Cerca de 50% do gás do pré-sal é reinjetado por falta de estrutura de distribuição; BNDES vai financiar um gasoduto na Argentina
Depois da assinatura do acordo para a compra do gás argentino de Vaca Muerta, uma das opções na mesa para trazer o insumo ao Brasil é a construção de um gasoduto para ligar a província de Buenos Aires até a cidade de Uruguaiana (RS). O financiamento virá do BNDES (Banco Nacional de Desenvolvimento Econômico e Social), mas as tratativas ficaram estagnadas com a derrota do peronista Alberto Fernández para Javier Milei, com quem o presidente Luiz Inácio Lula da Silva (PT) não tem uma boa relação.
A política freou o projeto que aumentaria ainda mais a disparidade entre a malha de gasodutos brasileira e argentina. Hoje, o Brasil tem pouco mais de 1/3 dos gasodutos que tem o país vizinho. Segundo dados compilados pelo IBP (Instituto Brasileiro de Petróleo e Gás) a pedido do Poder360, o Brasil conta hoje com 58.436 km de gasodutos.
Já a Argentina tem uma extensão total de 162.500 km. Só a rede de distribuição argentina supera toda a malha brasileira. Quando comparada à infraestrutura da Europa e dos EUA, a malha brasileira não alcança 3% das demais.

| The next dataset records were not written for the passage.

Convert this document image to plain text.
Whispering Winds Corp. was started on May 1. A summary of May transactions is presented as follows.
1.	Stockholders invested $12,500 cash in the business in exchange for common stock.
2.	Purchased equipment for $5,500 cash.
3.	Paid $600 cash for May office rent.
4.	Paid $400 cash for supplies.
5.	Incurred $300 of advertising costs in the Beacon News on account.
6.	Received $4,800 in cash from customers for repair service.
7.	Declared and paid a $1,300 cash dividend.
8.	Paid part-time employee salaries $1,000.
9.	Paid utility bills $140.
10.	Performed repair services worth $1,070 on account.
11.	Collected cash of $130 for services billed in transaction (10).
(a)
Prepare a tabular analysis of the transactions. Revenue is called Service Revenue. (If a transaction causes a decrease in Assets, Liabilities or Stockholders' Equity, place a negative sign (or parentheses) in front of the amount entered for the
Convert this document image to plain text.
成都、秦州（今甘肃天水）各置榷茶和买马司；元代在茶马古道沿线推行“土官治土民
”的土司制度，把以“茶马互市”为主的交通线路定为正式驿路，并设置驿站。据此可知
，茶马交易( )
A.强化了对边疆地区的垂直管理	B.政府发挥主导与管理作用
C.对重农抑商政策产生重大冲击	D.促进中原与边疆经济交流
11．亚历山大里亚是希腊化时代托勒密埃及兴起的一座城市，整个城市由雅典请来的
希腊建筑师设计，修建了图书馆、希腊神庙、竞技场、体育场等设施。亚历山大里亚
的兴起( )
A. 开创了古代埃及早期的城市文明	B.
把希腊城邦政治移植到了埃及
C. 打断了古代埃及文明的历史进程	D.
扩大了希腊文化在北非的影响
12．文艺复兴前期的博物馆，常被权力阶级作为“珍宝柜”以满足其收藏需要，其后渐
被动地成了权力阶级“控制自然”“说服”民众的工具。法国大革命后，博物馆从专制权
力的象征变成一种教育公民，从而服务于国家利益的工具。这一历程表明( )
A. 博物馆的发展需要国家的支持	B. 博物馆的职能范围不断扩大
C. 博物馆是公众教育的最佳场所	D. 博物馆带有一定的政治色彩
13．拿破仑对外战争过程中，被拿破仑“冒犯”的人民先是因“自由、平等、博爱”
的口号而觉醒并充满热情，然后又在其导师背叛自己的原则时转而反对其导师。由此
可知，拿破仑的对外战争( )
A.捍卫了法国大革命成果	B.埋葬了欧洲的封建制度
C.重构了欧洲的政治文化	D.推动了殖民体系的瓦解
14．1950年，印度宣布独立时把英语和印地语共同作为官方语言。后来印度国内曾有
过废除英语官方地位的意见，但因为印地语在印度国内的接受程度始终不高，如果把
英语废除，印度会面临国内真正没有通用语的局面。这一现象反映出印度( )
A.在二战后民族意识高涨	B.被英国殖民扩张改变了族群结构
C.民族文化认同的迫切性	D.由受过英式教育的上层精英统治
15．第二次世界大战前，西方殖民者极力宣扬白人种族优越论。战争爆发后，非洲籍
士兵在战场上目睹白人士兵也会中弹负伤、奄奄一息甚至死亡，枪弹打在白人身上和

A malha brasileira não faz jus à sua produção de gás natural. Em setembro, a ANP (Agência Nacional do Petróleo, Gás Natural e Biocombustíveis) reportou uma produção total de 169,9 milhões de metros cúbicos de gás por dia. A Argentina, por sua vez, divulgou uma produção recorde de gás em julho deste ano: 151,7 milhões de metros cúbicos por dia.
Mesmo com uma produção superior, o Brasil ficou para trás do seu vizinho sul-americano na infraestrutura necessária para escoar o gás pelo país. Outro fator que explica essa dicotomia é o perfil de produção de cada país. Enquanto a Argentina tem grande parte de suas reservas em terra, o Brasil extrai a maior parte de sua produção no mar.
Acontece que para levar o gás para a costa é necessário investimento em infraestrutura, mas ainda entra mais um componente na equação: a reinjeção de gás nos poços de petróleo. A reinjeção acaba sendo uma estratégia comercial de petroleiras, como a Petrobras, para aumentar a produção de petróleo.
A injeção de gás natural, gás carbônico, água e outros fluidos aumenta a pressão dos reservatórios, ajudando a extrair o óleo e o petróleo é mais lucrativo do que o gás. Em setembro, as petroleiras que operam no Brasil devolveram aos poços 93,5 milhões de m³/dia, o equivalente a 55% de sua produção total. Ou seja, o país vive um ciclo vicioso de falta de infraestrutura e reinjeção para aumentar a extração de petróleo.
O GÁS DE VACA MUERTA
Como mostrou o Poder360, o governo brasileiro assinou um memorando de entendimento para iniciar o fornecimento do gás de Vaca Muerta para o Brasil. O acordo terá início com uma vazão de 2 milhões de metros cúbicos de gás por dia em 2025 e vai escalar para 30 milhões de metros cúbicos por dia em 2030.
O fornecimento terá início pelo Gasbol (Gasoduto Brasil-Bolívia), que também se conecta à Argentina, mas outras opções como a construção do gasoduto em território argentino pelo BNDES estão na mesa.
Outro fator que evidencia a falta de planejamento brasileira no tocante ao gás natural é que o insumo é produzido em Vaca Muerta a partir da técnica de fraturamento hidráulico. Essa prática consiste na injeção de de água, areia e produtos químicos em alta pressão para fraturar rochas subterrâneas e extrair gás armazenado nas rochas. É condenada por ambientalistas por causar contaminação no solo e é proibida no Brasil.
Mesmo se tratando de uma técnica proibida no Brasil, a opção do BNDES financiar a chegada desse gás ainda é analisada dentro do governo. Também chama atenção que mesmo dentro da Esplanada dos Ministérios não há vozes que condenam a estratégia, mesmo do Ministério do Meio Ambiente, comandado por Marina Silva.
Até hoje, a ministra não disse nada a respeito da operação, que foi assinada durante o G20. O evento que tinha como uma de suas principais pautas a sustentabilidade.